For Times When Ears Are Sore

Yuko

Collectif Debonair – 2008
par Jeff, le 29 janvier 2009
8

On vous l'a déjà dit à de nombreuses reprises, mais on vous le répète une fois de plus: le rock belge ne se limite pas aux Girls in Hawaii, à Hollywood Porn Stars ou à Ghinzu – aussi sympathiques ces groupes puissent-ils être. Et partout dans le pays, et principalement en Flandre, des formations ne ménagent pas leurs efforts pour nous proposer une musique qui s'éloigne des sonorités pop-rock pré-mâchées que certains labels ont tendance à nous fourguer à longueur d'année et dont les radios semblent si friandes.

Ainsi, après les excellents surprises qu'ont constitué les albums des Dead Souls ou de Transit ces derniers mois, voilà que débarque sans crier gare Yuko, groupe partagé entre Bruxelles et Gand et qui devrait s'attirer sans trop de problèmes les faveurs de nos lecteurs férus de ce genre au nom un tantinet barbare, le folktronica. Pour rappel, il y a encore quelques années de cela, un véritable gouffre séparait le monde des folkeux barbus qui pleuraient un amour perdu de celui de ces geeks mordus du laptop au teint blafard. Les choses étaient claires et personne ne s'en plaignait, chaque camp protégeant son petit pré carré avec beaucoup d'attention.
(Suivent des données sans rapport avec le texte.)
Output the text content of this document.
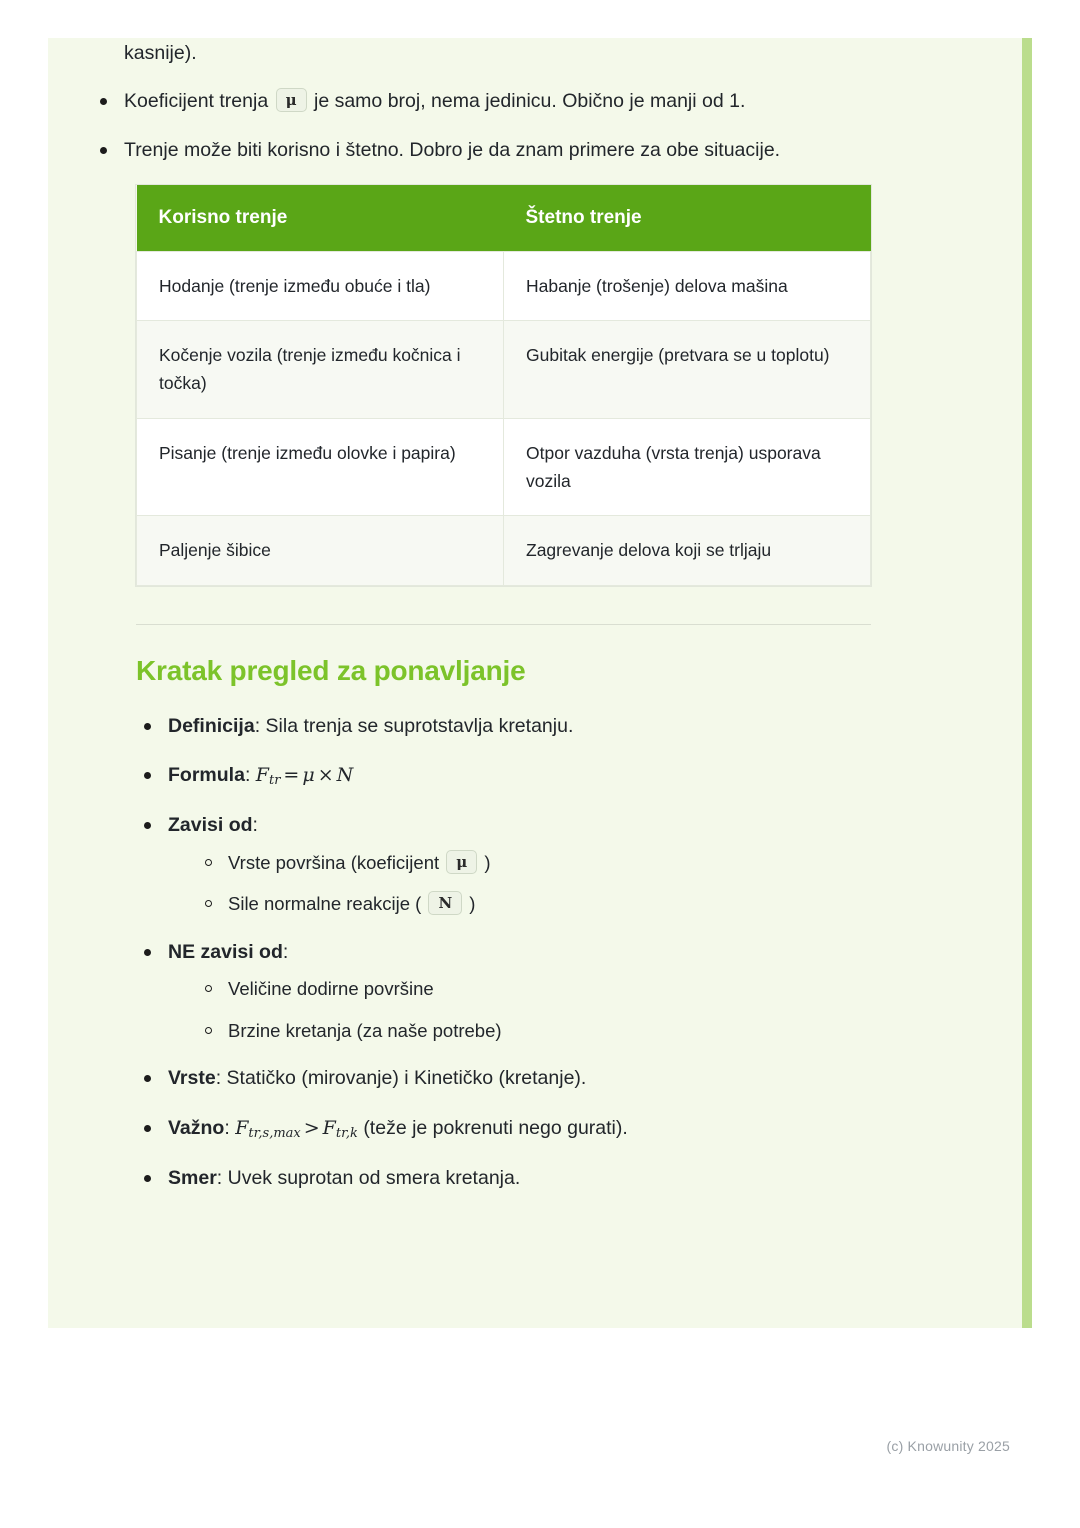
kasnije).
Koeficijent trenja μ je samo broj, nema jedinicu. Obično je manji od 1.
Trenje može biti korisno i štetno. Dobro je da znam primere za obe situacije.
Korisno trenje	Štetno trenje
Hodanje (trenje između obuće i tla)	Habanje (trošenje) delova mašina
Kočenje vozila (trenje između kočnica i točka)	Gubitak energije (pretvara se u toplotu)
Pisanje (trenje između olovke i papira)	Otpor vazduha (vrsta trenja) usporava vozila
Paljenje šibice	Zagrevanje delova koji se trljaju
Kratak pregled za ponavljanje
Definicija: Sila trenja se suprotstavlja kretanju.
Formula: $F_{tr} = \mu \times N$
Zavisi od:
Vrste površina (koeficijent μ )
Sile normalne reakcije ( N )
NE zavisi od:
Veličine dodirne površine
Brzine kretanja (za naše potrebe)
Vrste: Statičko (mirovanje) i Kinetičko (kretanje).
Važno: $F_{tr,s,max} > F_{tr,k}$ (teže je pokrenuti nego gurati).
Smer: Uvek suprotan od smera kretanja.
(c) Knowunity 2025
Mais avec le temps, les frontières qui séparaient ces univers bien cloisonnés se sont progressivement effritées, et des groupes comme Efterklang ne se sont pas gênés pour parachever le travail de sape entamé par des précurseurs du genre que sont Momus ou Mùm. Encore marginal il y a quelques années, le genre a progressivement acquis ses lettres de noblesse, et aujourd'hui des groupes comme Tunng ou Department of Eagles témoignent de la vitalité et de la créativité du mouvement.

C'est également dans cette catégorie, souvent considérée – à tort – comme quelque peu élitiste, que les Belges de Yuko tentent donc de se faire une petite place au soleil. Pour ce faire, ils ne révolutionnent pas le genre, mais préfèrent marcher prudemment dans les traces laissées par leurs illustres prédécesseurs. On retrouve donc sur For Times When Ears Are Sore ces mélodies graciles et ces ambiances vaporeuses si chères au genre. D'un bout à l'autre du disque, le dépaysement est total: chaque morceau développe une ambiance qui lui est propre, souvent aérienne ou champêtre, parfois étouffante. Par ailleurs, le groupe manie une large palette d'émotions qu'il module au gré des bleeps, des nappes, des chœurs aériens, des arpèges délicats ou des murs de guitares – lorgnant de ce fait vers le post-rock éthéré à la Sigur Rós à plusieurs reprises.

A l'évidence, For Times When Ears Are Sore a tout pour plaire. Rien n'y est laissé au hasard et le groupe n'en fait jamais des tonnes, affichant ainsi le genre de maîtrise artistique dont peu de groupes peuvent se targuer à un stade aussi précoce de leur carrière – Yuko n'en est en effet qu'à son premier effort. Il ne lui reste plus qu'à trouver son public, plutôt réceptif au genre ces derniers temps.